Epsilon Data Breach Highlights Cloud-Computing Security Concerns

 
 
By Fahmida Y. Rashid  |  Posted 2011-04-06
 
 
 

As email-marketing company Epsilon continues to deal with the fallout related to the revelation that some of its clients' customer data has been exposed to a third-party, it becomes clear that this incident affects all service providers as organizations renew their focus on data security.
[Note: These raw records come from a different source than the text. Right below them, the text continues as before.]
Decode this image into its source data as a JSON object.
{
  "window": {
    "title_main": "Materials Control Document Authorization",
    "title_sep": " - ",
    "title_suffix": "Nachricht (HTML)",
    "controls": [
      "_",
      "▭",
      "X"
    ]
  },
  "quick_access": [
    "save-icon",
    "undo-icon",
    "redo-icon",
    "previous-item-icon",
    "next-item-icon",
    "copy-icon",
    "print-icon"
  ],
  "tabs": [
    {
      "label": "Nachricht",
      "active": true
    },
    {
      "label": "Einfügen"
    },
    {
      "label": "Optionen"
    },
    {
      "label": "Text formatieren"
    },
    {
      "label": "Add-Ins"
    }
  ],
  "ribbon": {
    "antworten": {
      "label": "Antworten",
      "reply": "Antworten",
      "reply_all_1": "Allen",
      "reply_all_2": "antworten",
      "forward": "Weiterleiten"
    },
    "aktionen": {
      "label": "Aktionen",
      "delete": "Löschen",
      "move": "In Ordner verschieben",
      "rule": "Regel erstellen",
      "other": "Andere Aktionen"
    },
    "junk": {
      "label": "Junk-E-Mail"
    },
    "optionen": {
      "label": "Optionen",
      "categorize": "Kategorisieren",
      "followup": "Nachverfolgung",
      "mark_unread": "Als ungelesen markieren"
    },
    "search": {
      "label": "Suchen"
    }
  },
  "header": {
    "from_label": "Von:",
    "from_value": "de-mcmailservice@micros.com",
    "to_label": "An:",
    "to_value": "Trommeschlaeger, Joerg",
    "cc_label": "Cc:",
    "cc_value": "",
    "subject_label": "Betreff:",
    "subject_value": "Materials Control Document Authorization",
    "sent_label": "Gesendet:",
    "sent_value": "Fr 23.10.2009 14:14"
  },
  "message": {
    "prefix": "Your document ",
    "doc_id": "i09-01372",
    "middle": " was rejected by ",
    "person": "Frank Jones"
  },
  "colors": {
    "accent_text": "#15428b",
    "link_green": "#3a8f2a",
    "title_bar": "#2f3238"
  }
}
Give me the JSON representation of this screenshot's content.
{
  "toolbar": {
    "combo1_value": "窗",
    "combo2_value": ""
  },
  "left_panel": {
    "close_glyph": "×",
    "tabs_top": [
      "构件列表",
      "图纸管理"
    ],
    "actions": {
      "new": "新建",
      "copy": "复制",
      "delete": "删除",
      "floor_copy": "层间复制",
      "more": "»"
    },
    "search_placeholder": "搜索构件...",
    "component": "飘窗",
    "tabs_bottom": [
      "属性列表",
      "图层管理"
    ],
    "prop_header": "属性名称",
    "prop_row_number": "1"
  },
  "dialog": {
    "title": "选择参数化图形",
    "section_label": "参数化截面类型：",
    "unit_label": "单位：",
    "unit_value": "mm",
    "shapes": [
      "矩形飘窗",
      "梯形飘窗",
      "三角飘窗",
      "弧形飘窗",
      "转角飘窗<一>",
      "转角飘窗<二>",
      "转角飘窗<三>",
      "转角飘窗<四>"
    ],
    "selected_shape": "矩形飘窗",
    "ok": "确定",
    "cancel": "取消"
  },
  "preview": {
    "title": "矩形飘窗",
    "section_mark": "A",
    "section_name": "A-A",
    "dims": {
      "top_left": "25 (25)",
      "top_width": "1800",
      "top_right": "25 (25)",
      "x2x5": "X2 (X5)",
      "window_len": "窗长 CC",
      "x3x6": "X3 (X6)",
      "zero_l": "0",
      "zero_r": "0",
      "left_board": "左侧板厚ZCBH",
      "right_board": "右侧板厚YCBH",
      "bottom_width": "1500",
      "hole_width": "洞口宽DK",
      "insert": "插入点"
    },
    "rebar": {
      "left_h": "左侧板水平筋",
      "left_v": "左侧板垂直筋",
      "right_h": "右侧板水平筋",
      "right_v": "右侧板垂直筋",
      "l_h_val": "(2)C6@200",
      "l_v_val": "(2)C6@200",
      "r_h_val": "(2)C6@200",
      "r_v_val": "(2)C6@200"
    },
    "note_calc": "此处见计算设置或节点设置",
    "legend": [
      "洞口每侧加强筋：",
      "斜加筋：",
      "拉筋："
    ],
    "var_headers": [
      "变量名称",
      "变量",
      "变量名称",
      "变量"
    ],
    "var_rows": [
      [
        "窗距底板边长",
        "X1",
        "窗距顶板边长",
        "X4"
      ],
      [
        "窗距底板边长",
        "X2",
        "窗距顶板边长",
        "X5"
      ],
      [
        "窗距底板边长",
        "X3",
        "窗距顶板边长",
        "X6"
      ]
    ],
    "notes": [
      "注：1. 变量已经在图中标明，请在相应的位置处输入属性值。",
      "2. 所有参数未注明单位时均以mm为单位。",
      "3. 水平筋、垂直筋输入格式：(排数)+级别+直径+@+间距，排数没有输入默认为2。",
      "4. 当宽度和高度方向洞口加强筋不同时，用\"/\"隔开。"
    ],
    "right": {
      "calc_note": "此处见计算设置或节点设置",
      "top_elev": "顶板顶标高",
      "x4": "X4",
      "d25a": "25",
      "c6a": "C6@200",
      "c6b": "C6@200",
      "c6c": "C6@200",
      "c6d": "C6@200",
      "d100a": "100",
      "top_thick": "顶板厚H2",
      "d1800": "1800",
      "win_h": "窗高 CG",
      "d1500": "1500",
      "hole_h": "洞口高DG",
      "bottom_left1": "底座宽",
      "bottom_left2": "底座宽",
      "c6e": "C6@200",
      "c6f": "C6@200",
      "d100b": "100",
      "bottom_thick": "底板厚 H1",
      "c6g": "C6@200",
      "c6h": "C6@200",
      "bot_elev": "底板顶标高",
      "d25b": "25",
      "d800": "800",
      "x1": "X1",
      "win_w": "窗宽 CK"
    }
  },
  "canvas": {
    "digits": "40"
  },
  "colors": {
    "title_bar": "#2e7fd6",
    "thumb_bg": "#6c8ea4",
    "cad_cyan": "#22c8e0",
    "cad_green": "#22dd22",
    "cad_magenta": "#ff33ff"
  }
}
In addition, this latest data breach calls into question how secure information is within a cloud-computing infrastructure.

Epsilon reported April 1 that it detected an "unauthorized entry" into its email system and discovered that email addresses and names belonging to a "subset" of its clients had been exposed to attackers.
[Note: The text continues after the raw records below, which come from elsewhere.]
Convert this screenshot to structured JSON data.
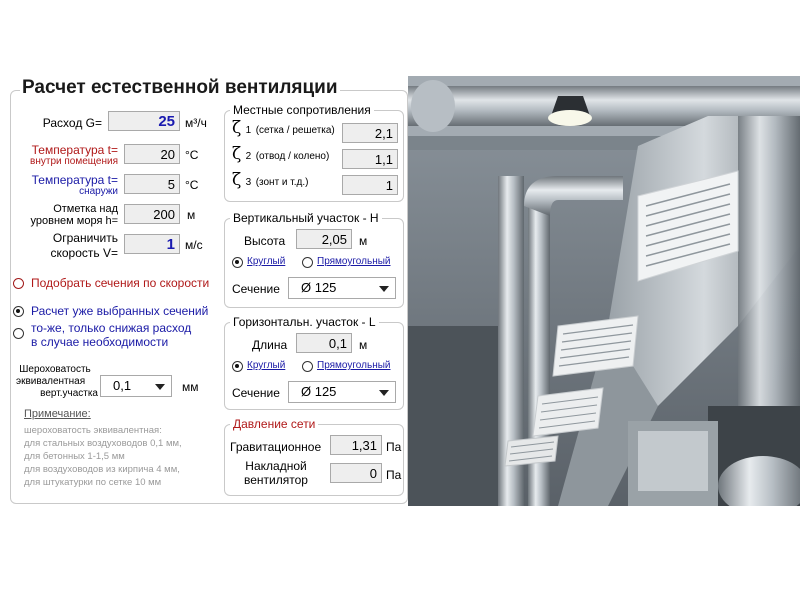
{
  "title": "Расчет естественной вентиляции",
  "flow": {
    "label": "Расход G=",
    "value": "25",
    "unit": "м³/ч"
  },
  "temp_in": {
    "label1": "Температура t=",
    "label2": "внутри помещения",
    "value": "20",
    "unit": "°C"
  },
  "temp_out": {
    "label1": "Температура t=",
    "label2": "снаружи",
    "value": "5",
    "unit": "°C"
  },
  "altitude": {
    "label1": "Отметка над",
    "label2": "уровнем моря h=",
    "value": "200",
    "unit": "м"
  },
  "speed": {
    "label1": "Ограничить",
    "label2": "скорость V=",
    "value": "1",
    "unit": "м/с"
  },
  "mode_options": [
    {
      "label": "Подобрать сечения по скорости",
      "selected": false
    },
    {
      "label": "Расчет уже выбранных сечений",
      "selected": true
    },
    {
      "label1": "то-же, только снижая расход",
      "label2": "в случае необходимости",
      "selected": false
    }
  ],
  "roughness": {
    "label1": "Шероховатость",
    "label2": "эквивалентная",
    "label3": "верт.участка",
    "value": "0,1",
    "unit": "мм"
  },
  "note": {
    "heading": "Примечание:",
    "lines": [
      "шероховатость эквивалентная:",
      "для стальных воздуховодов 0,1 мм,",
      "для бетонных 1-1,5 мм",
      "для воздуховодов из кирпича 4 мм,",
      "для штукатурки по сетке 10 мм"
    ]
  },
  "local_resist": {
    "legend": "Местные сопротивления",
    "items": [
      {
        "symbol": "ζ",
        "sub": "1",
        "desc": "(сетка / решетка)",
        "value": "2,1"
      },
      {
        "symbol": "ζ",
        "sub": "2",
        "desc": "(отвод / колено)",
        "value": "1,1"
      },
      {
        "symbol": "ζ",
        "sub": "3",
        "desc": "(зонт и т.д.)",
        "value": "1"
      }
    ]
  },
  "vertical": {
    "legend": "Вертикальный участок - H",
    "height_label": "Высота",
    "height_value": "2,05",
    "height_unit": "м",
    "round_label": "Круглый",
    "rect_label": "Прямоугольный",
    "section_label": "Сечение",
    "section_value": "Ø 125"
  },
  "horizontal": {
    "legend": "Горизонтальн. участок - L",
    "length_label": "Длина",
    "length_value": "0,1",
    "length_unit": "м",
    "round_label": "Круглый",
    "rect_label": "Прямоугольный",
    "section_label": "Сечение",
    "section_value": "Ø 125"
  },
  "pressure": {
    "legend": "Давление сети",
    "grav_label": "Гравитационное",
    "grav_value": "1,31",
    "grav_unit": "Па",
    "fan_label1": "Накладной",
    "fan_label2": "вентилятор",
    "fan_value": "0",
    "fan_unit": "Па"
  },
  "photo": {
    "description_icon": "ventilation-ducts-photo"
  },
  "colors": {
    "label_red": "#b01919",
    "label_blue": "#1a1aa6",
    "field_bg": "#eeeeee"
  }
}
The company estimated that the attack affected 2 percent of its approximately 2,500 clients.  Despite the size of the breach, some affected companies and customers have taken heart in the fact that the stolen data included "only" email addresses, as opposed to personally identifiable information, such as social security numbers.

Still, it means customers are in for more spam, and that leads to questions about whether people can trust something as simple as an email address to a retail store or hotel chain.
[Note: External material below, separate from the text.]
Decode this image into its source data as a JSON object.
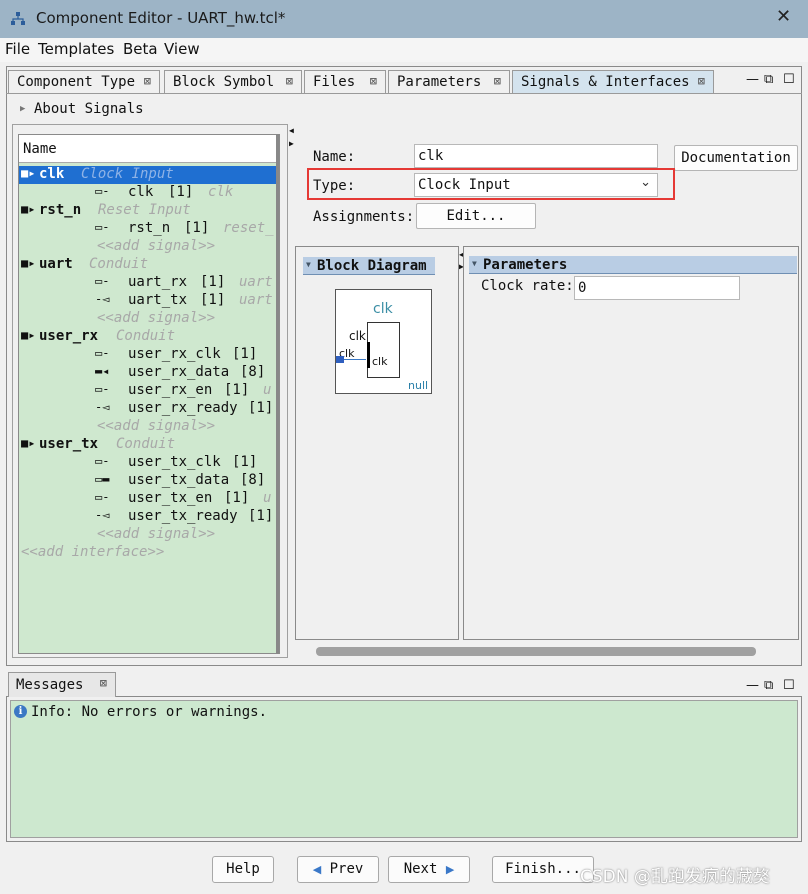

"Any company that is privileged to manage the information that a company maintains about its customers should be paying attention," said Dave Frankland, principal analyst at Forrester Research.

Most of the individuals receiving notification emails about the breach have never heard of Epsilon. The data loss doesn't affect their perception of Epsilon. However, the breach has affected customers' relationships to the name-brand banks, travel companies or retail outlets that have had to send out notifications that email addresses have been compromised, said Frankland.

"Customers will surely start to wonder if they can't trust these firms with their email addresses. [They ask themselves if it's] really that smart to trust them with their credit card data, or with their mortgage," Frankland said.

The resulting loss of trust and consumers' perception that companies shouldn't have outsourced even the "innocuous" data may force organizations to reassess their marketing strategy. The kind of targeted marketing that Epsilon and similar firms do, such as marketing a mink coat to consumers in Ohio but not to Miami residents, is often beyond the organization's capabilities. But now organizations have to recognize the risks to the brand and consumer trust by continuing to work with an external marketing provider, Frankland said.

The Epsilon episode raises additional concerns about how secure any data is within a cloud-computing infrastructure, especially as the technology becomes more mainstream.

Cloud adoption, while strong, has been hampered somewhat with concerns about data security in a multi-tenant deployment, and the Epsilon breach brought those concerns back to the forefront. A single system, when broken into, gives the perpetrator potential access to a wealth of data, Frankland said.

Marketing providers are "always keenly aware" of the "vulnerability present" in a single platform where many clients share a common email-sending platform for list-management, email-campaign development, deployment and reporting, said Al DiGuido, CEO of Zeta Interactive and the former CEO of Epsilon.

Email Service Providers, or ESPs, took "extensive measures" to manage the "unique challenges" inherent in a shared environment, DiGuido told eWEEK.

Data security is a constant discussion point within every ESP, with "an incredible focus on tools, policies and monitoring technologies" to prevent unauthorized access to the email-sending infrastructure, DiGuido said. For example, it's an industry best practice that personally identifiable information is never comingled with marketing data, so attackers can't connect the two pieces of data, he said. Random security audits are performed to check for potential attack entry points. Each client's information is also partitioned to keep the data separate and secured independently.

From an "outsider position," DiGuido thought it likely the attackers somehow compromised the application layer access codes, which tricked the application into thinking the intruder was authorized to interact with the system and databases. The partitions that separated individual clients from each other must have also been compromised," he said.

"It's unclear as to how this could have been accomplished without having access to numerous client-specific access codes," said DiGuido.

While much of the focus has been on how to avoid future attacks, the risk to retailers and other organizations is "enormous," Nicholas J. Percoco, senior vice president and head of Trustwave's SpiderLabs, told eWEEK. "Blaming subcontractors managing the email system doesn't address the central problem of preventing similar attacks in future," Percoco said.

DiGuido said it was the ESPs' responsibility to work with peers to figure out collective ways to defend against these types of targeted attacks.